Denis Sassou-Nguesso réfléchit d'ores et déjà à annuler sa visite en France, prévue le 26 mars. Emmanuel Macron veut à cette occasion aborder notamment avec son homologue la crise dans l'est de la République démocratique du Congo (RDC) ainsi que la situation en Libye, pour laquelle le président congolais tient le rôle de haut représentant de l'Union africaine (UA, AI du 19/02/25).
Succession d'avocats
Sur le plan judiciaire, Brazzaville s'en remet à l'avocat parisien Luc Brossollet, qui a récupéré le dossier des BMA sur lequel se sont succédé nombre de ses confrères en robe noire (AI du 03/03/23). Les volets congolais et gabonais de cette enquête semblaient avoir été un temps mis en sommeil par les magistrats, en attendant la fin des recours autour de la constitution en partie civile de l'État gabonais, validée en 2023.
Les magistrats n'ont toutefois jamais complètement laissé de côté le dossier. Plusieurs membres du clan Sassou-Nguesso ont été mis en examen ces dernières années, dont la fille du président, Julienne Ngouonimba, dite "Joujou", les neveux, le sénateur Wilfried Nguesso et le directeur du domaine présidentiel, Edgar Nguesso, mais aussi le petit-fils, également fils d'Omar Bongo, Omar-Denis Junior Bongo (ODJB).
L'enquête est toujours en cours, et d'autres membres du clan présidentiel congolais risquent d'être convoqués pour être entendus. Parmi eux pourrait figurer le fils du chef de l'État, Denis Christel Sassou-Nguesso, actuel ministre de la coopération internationale.
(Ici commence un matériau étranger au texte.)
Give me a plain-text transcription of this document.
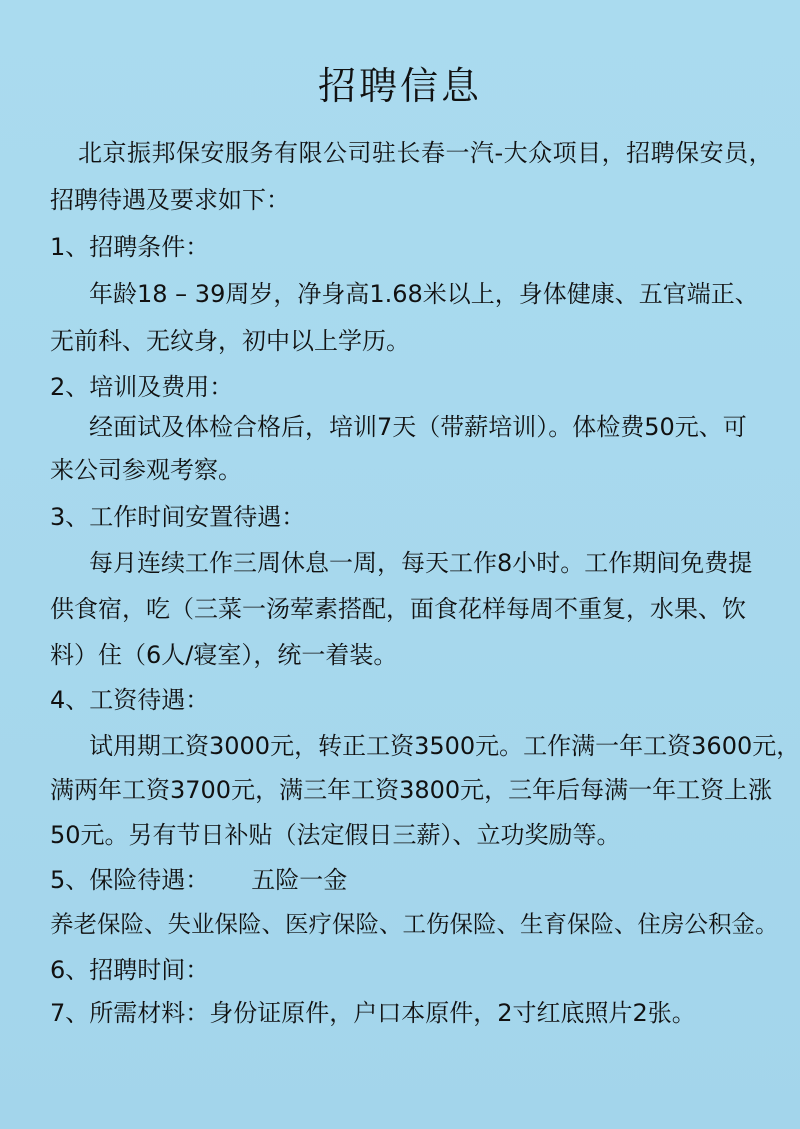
招聘信息
北京振邦保安服务有限公司驻长春一汽-大众项目，招聘保安员，
招聘待遇及要求如下：
1、招聘条件：
年龄18 – 39周岁，净身高1.68米以上，身体健康、五官端正、
无前科、无纹身，初中以上学历。
2、培训及费用：
经面试及体检合格后，培训7天（带薪培训）。体检费50元、可
来公司参观考察。
3、工作时间安置待遇：
每月连续工作三周休息一周，每天工作8小时。工作期间免费提
供食宿，吃（三菜一汤荤素搭配，面食花样每周不重复，水果、饮
料）住（6人/寝室），统一着装。
4、工资待遇：
试用期工资3000元，转正工资3500元。工作满一年工资3600元，
满两年工资3700元，满三年工资3800元，三年后每满一年工资上涨
50元。另有节日补贴（法定假日三薪）、立功奖励等。
5、保险待遇： 五险一金
养老保险、失业保险、医疗保险、工伤保险、生育保险、住房公积金。
6、招聘时间：
7、所需材料：身份证原件，户口本原件，2寸红底照片2张。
Comme révélé par Africa intelligence (AI du 25/10/21), la justice française a recensé près de 25 millions d'euros d'investissements immobiliers effectués entre 2005 et 2013 dont une partie des fonds a une "origine nécessairement illicite", selon les enquêteurs. Sur la période, Denis Cristel Sassou-Nguesso a été un haut cadre de la Société nationale des pétroles du Congo (SNPC), puis administrateur général de la Congolaise de raffinage (Coraf).